Yesterday, the committee recommended the council, at its meeting on March 8, make an urgent representation, in conjunction with the Waimate District Council, to Mr Joyce to have the bridges at Kurow replaced.
A public meeting at Hakataramea on Sunday, attended by about 250 people, unanimously called on Waitaki MP Jacqui Dean and the Waitaki and Waimate District Councils to liaise urgently with Mr Joyce about building the new bridges.
Waitaki deputy mayor Jim Hopkins, who was at that meeting, yesterday told the committee the state of the existing bridges could not be assessed until the river fell to 500cumecs, but money was available for repairs.
Yesterday, the river was flowing at about 900cumecs.
There was no guarantee of funding for the new bridges, he said.
Cr Hopkins said the bridges at Kurow were both regionally and nationally significant because they were the detour for SH1 when it was closed by flooding or accidents.

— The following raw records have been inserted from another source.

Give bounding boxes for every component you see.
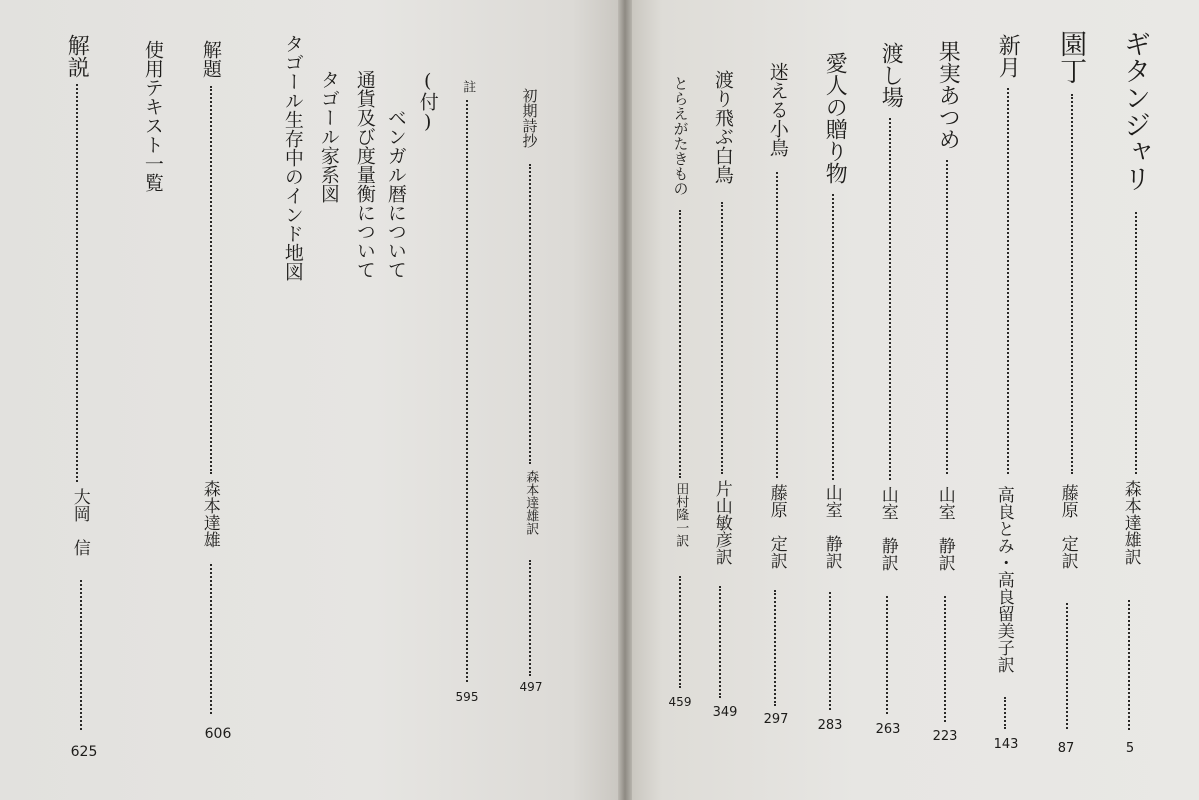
leader-dots (944, 596, 946, 722)
leader-dots (776, 172, 778, 478)
toc-title: タゴール家系図 (317, 70, 340, 203)
leader-dots (1004, 697, 1006, 729)
toc-title: 初期詩抄 (520, 88, 539, 148)
leader-dots (829, 592, 831, 710)
toc-translator: 森本達雄 (199, 480, 220, 548)
leader-dots (80, 580, 82, 730)
toc-page-number: 143 (993, 737, 1019, 752)
leader-dots (76, 84, 78, 482)
toc-title: 果実あつめ (935, 40, 961, 150)
leader-dots (946, 160, 948, 474)
leader-dots (466, 100, 468, 682)
toc-title: 渡り飛ぶ白鳥 (711, 70, 734, 184)
toc-page-number: 625 (70, 744, 98, 760)
toc-title: とらえがたきもの (671, 76, 690, 196)
toc-page-number: 283 (817, 718, 843, 733)
leader-dots (1071, 94, 1073, 474)
leader-dots (210, 86, 212, 474)
leader-dots (889, 118, 891, 480)
toc-page-number: 87 (1057, 741, 1075, 756)
toc-title: 使用テキスト一覧 (141, 40, 164, 192)
toc-translator: 藤原 定訳 (1057, 484, 1078, 569)
toc-title: 解題 (199, 40, 222, 78)
toc-page-number: 459 (668, 695, 692, 709)
toc-page-number: 5 (1125, 741, 1135, 756)
toc-translator: 山室 静訳 (934, 486, 955, 571)
toc-title: 愛人の贈り物 (822, 52, 848, 184)
leader-dots (1135, 212, 1137, 474)
toc-title: 園丁 (1055, 30, 1087, 84)
leader-dots (529, 164, 531, 464)
book-gutter (618, 0, 632, 800)
toc-translator: 田村隆一訳 (673, 482, 689, 547)
toc-title: 渡し場 (878, 42, 904, 108)
toc-title: 通貨及び度量衡について (353, 70, 376, 279)
toc-translator: 山室 静訳 (877, 486, 898, 571)
toc-title: 迷える小鳥 (766, 62, 789, 157)
leader-dots (210, 564, 212, 714)
toc-page-number: 497 (519, 680, 543, 694)
toc-translator: 片山敏彦訳 (711, 480, 732, 565)
toc-title: 新月 (995, 34, 1021, 78)
toc-translator: 森本達雄訳 (523, 470, 539, 535)
toc-title: 解説 (64, 34, 90, 78)
toc-translator: 藤原 定訳 (766, 484, 787, 569)
leader-dots (774, 590, 776, 706)
leader-dots (679, 576, 681, 688)
toc-page-number: 606 (204, 726, 232, 742)
leader-dots (886, 596, 888, 714)
toc-title: ギタンジャリ (1119, 30, 1151, 192)
leader-dots (679, 210, 681, 478)
toc-translator: 高良とみ・高良留美子訳 (993, 486, 1014, 673)
toc-title: タゴール生存中のインド地図 (281, 34, 304, 281)
toc-translator: 森本達雄訳 (1120, 480, 1141, 565)
leader-dots (1128, 600, 1130, 730)
appendix-marker: (付) (416, 70, 439, 133)
toc-page-number: 349 (712, 705, 738, 720)
toc-page-number: 223 (932, 729, 958, 744)
toc-page-number: 263 (875, 722, 901, 737)
toc-title: 註 (460, 80, 476, 93)
toc-page-number: 297 (763, 712, 789, 727)
leader-dots (1066, 603, 1068, 729)
leader-dots (721, 202, 723, 474)
leader-dots (1007, 88, 1009, 474)
toc-translator: 山室 静訳 (821, 484, 842, 569)
toc-translator: 大岡 信 (69, 488, 90, 556)
toc-title: ベンガル暦について (384, 108, 407, 279)
leader-dots (719, 586, 721, 698)
leader-dots (529, 560, 531, 676)
leader-dots (832, 194, 834, 480)
toc-page-number: 595 (455, 690, 479, 704)
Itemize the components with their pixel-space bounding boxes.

Waitaki Mayor Alex Familton said the timetable for the new bridges was "not good enough". Closure of the bridges cut a cohesive community in half, he said.
Strength testing of the bridges is expected to be done tomorrow, which will allow a decision to be made on when they can reopen.
The New Zealand Transport Agency understood the hardship and inconvenience the closures were causing residents and businesses, and it had been working "around the clock" to find a solution, area manager Colin Hey said.
The agency's bridge consultant was now confident the bridge structure could be safely tested.
Results of a hydrological survey late last week confirmed the localised scouring around a pier on the northern bridge had begun to fill in again. Meridian Energy was also confident river flows could be returned to normal during the next 48 hours.
Decisions on a date for reopening, and any ongoing restrictions, would hinge on the results of the proof-loading tests, which were expected to be available on Friday.